The İpek family has been under immense pressure from President Recep Tayyip Erdoğan and the Justice and Development Party (AKP) government due to their alleged links to the Gülen movement following corruption operations that were conducted on Dec. 17/25, 2013.
On Oct. 24, 2015, the government appointed trustees to take over the management of dozens of companies belonging to the İpek family in addition to several media outlets operating under the İpek Media Group, due to their critical stance against the government.
Cafer Tekin İpek, brother of Koza İpek Holding Chairman Akın İpek, was arrested in Ankara on April 25 as part of an operation targeting the faith-based Gülen movement. An arrest warrant in absentia was also issued for Akın İpek in 2015.
On April 30 Turkish police seized boxes full of legal briefs belonging to Cafer Tekin İpek bound for the European Court of Human Rights (ECtHR).

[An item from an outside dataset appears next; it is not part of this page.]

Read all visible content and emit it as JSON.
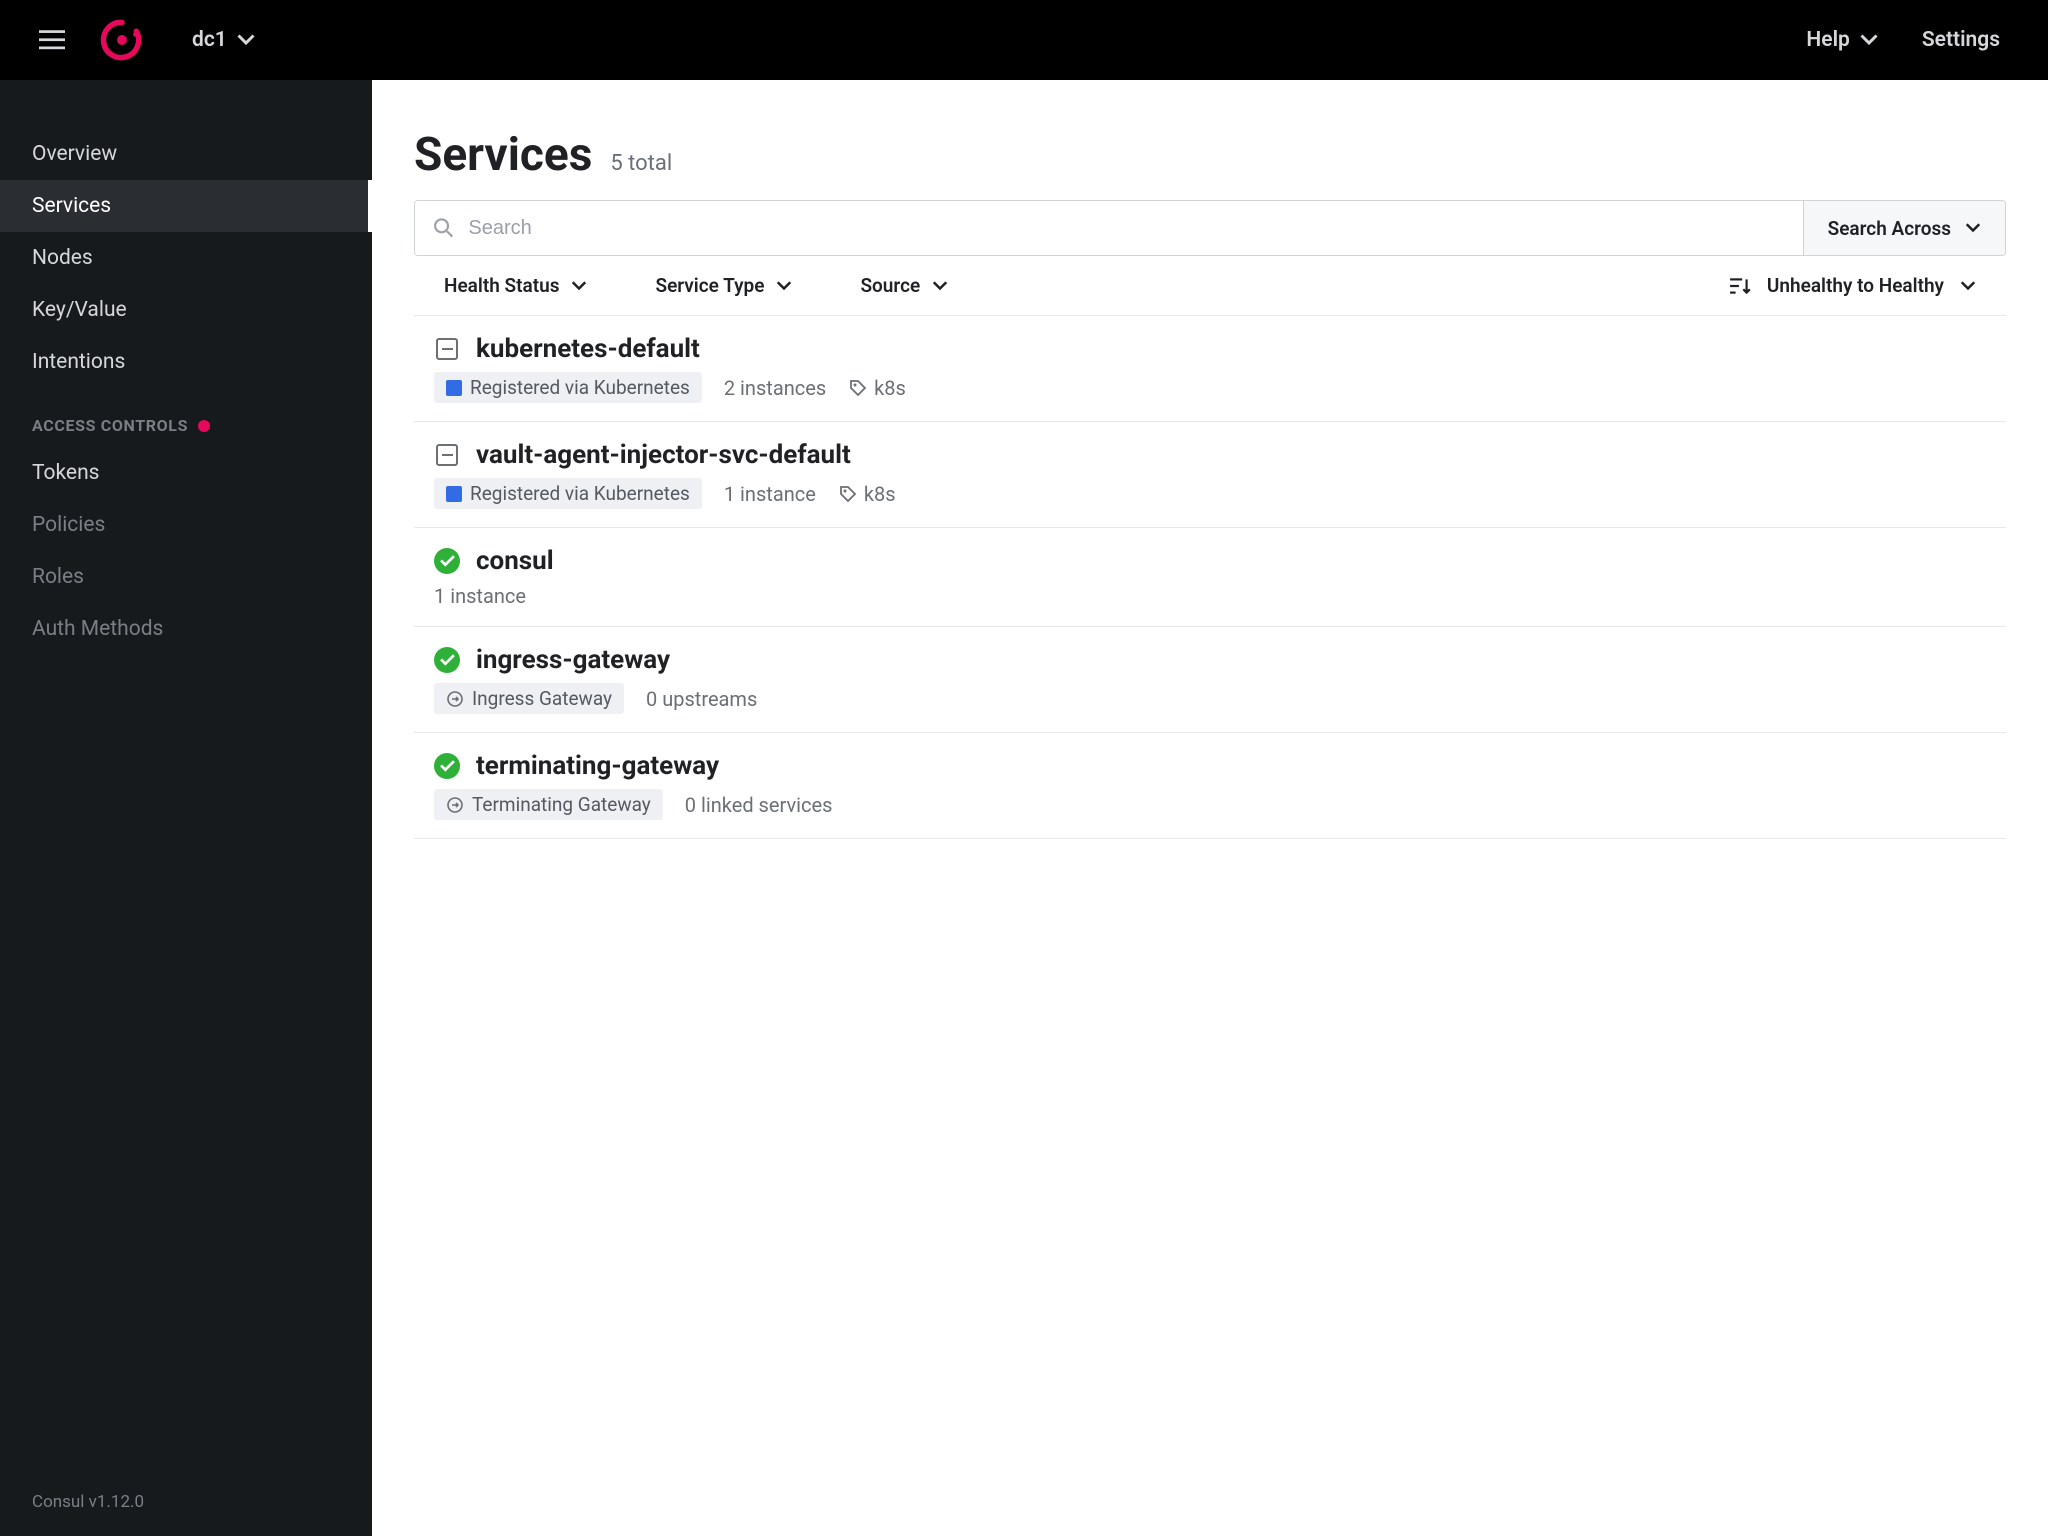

As part of pressure on the family, on June 1 the passport of Nevin İpek, Akın İpek’s wife, was cancelled by the Turkish Embassy in London after it was allegedly reported lost by someone other than herself.
Increasing pressure on the family following a failed coup attempt in Turkey on July 15, an Ankara court ruled on Sept. 2 for the seizure of all assets of 65 people including Akın İpek. İpek’s assets are valued at an estimated $7 billion.

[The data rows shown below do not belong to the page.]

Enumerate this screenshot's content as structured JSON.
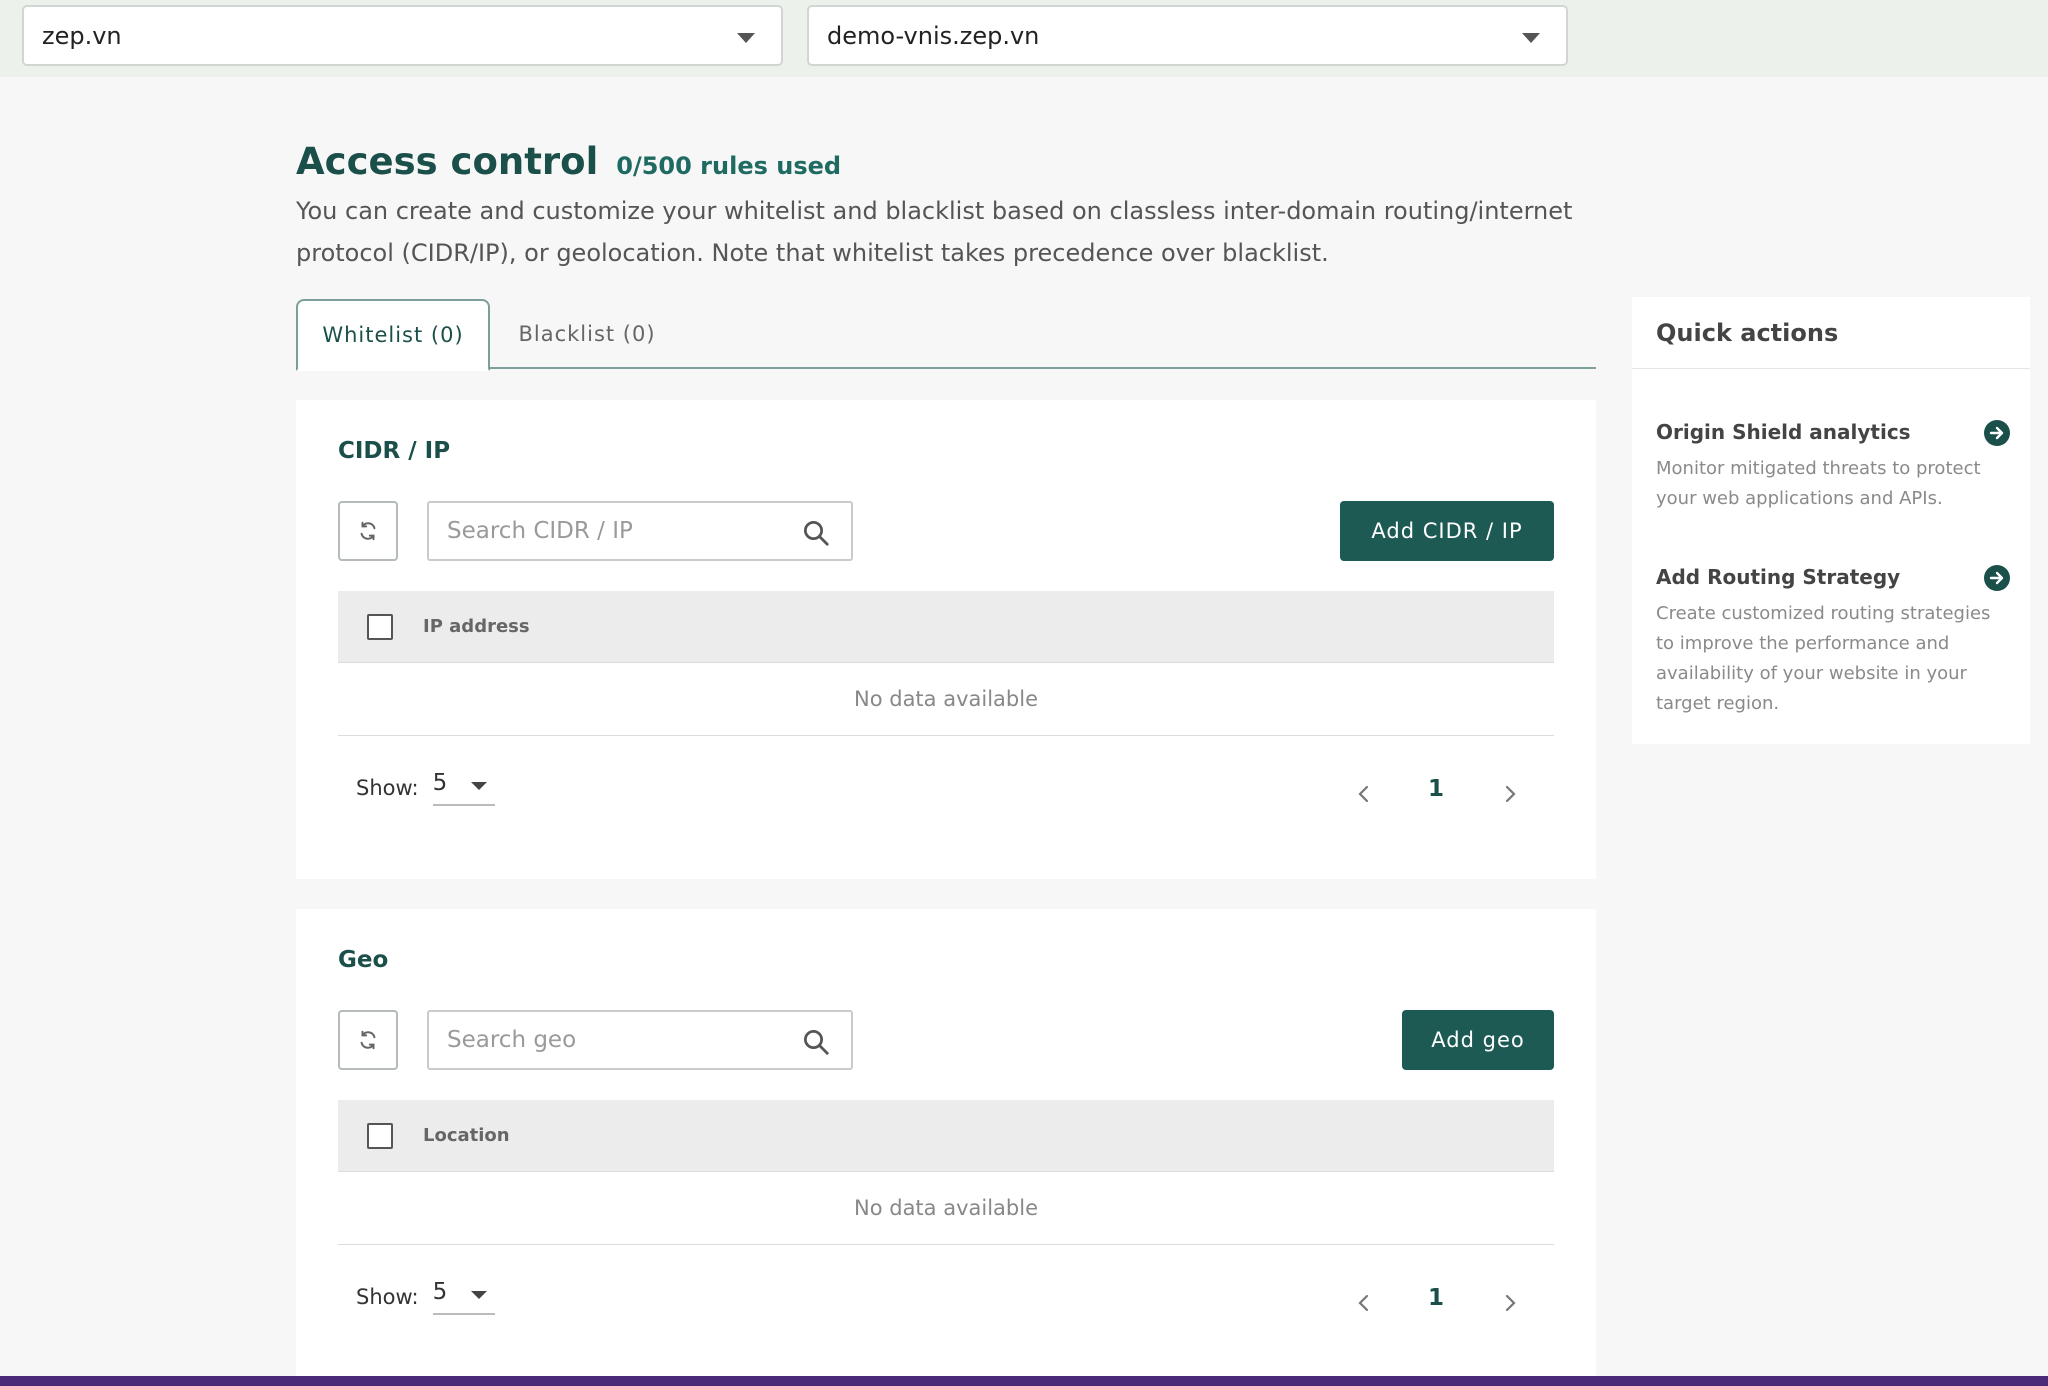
{
  "topbar": {
    "domain_select": "zep.vn",
    "subdomain_select": "demo-vnis.zep.vn"
  },
  "header": {
    "title": "Access control",
    "rules_used": "0/500 rules used",
    "description": "You can create and customize your whitelist and blacklist based on classless inter-domain routing/internet protocol (CIDR/IP), or geolocation. Note that whitelist takes precedence over blacklist."
  },
  "tabs": [
    {
      "label": "Whitelist (0)",
      "active": true
    },
    {
      "label": "Blacklist (0)",
      "active": false
    }
  ],
  "cidr": {
    "title": "CIDR / IP",
    "search_placeholder": "Search CIDR / IP",
    "add_label": "Add CIDR / IP",
    "column": "IP address",
    "empty": "No data available",
    "show_label": "Show:",
    "page_size": "5",
    "page": "1"
  },
  "geo": {
    "title": "Geo",
    "search_placeholder": "Search geo",
    "add_label": "Add geo",
    "column": "Location",
    "empty": "No data available",
    "show_label": "Show:",
    "page_size": "5",
    "page": "1"
  },
  "quick_actions": {
    "title": "Quick actions",
    "items": [
      {
        "title": "Origin Shield analytics",
        "description": "Monitor mitigated threats to protect your web applications and APIs.",
        "icon": "arrow-right-circle-icon"
      },
      {
        "title": "Add Routing Strategy",
        "description": "Create customized routing strategies to improve the performance and availability of your website in your target region.",
        "icon": "arrow-right-circle-icon"
      }
    ]
  },
  "colors": {
    "primary": "#1d5a54",
    "title": "#1b4f4a",
    "background": "#f6f7f6"
  }
}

The Boydak family has been another target of Erdoğan and the government since the Dec. 17/25 corruption operations. The Savings Deposit Insurance Fund (TMSF) on Sept. 5 seized all property and assets of Boydak Holding, a leading business group in the central province of Kayseri, over links to US-based Turkish Islamic scholar Fethullah Gülen.
Similarly, a Turkish court on Wednesday ordered the seizure of the assets of 41 businessmen suspected of financing the Gülen movement.
As part of an investigation into Akfa Holding and its 44 subsidiaries, the assets of 41 suspects including Akfa Holding executive board chairman Fatih Aktaş, former CEO of İhlas Holding Cahit Paksoy and Fi Yapı executive board chairman Fikret İnan have been seized.
Erdoğan and the government have accused the Gülen movement of being behind the Dec. 17/25, 2013 corruption operations and the July 15, 2016 coup attempt. Gülen and the movement deny both allegations.
The massive wealth grab attracted international attention and prompted criticism but failed to stop the government, which is continuing with the confiscation of the property of critics.
Some TL 12 billion (about $4 billion) in property has been transferred to the Treasury as part of an investigation into the Gülen movement, said Minister for Environment and Urbanization Mehmet Özhaseki on Sept. 1.
A pro-Erdoğan imam declared all the properties of Gülen sympathizers to be “the spoils of war” and “halal” during a public post-coup attempt meeting in front of Erdoğan’s house in İstanbul.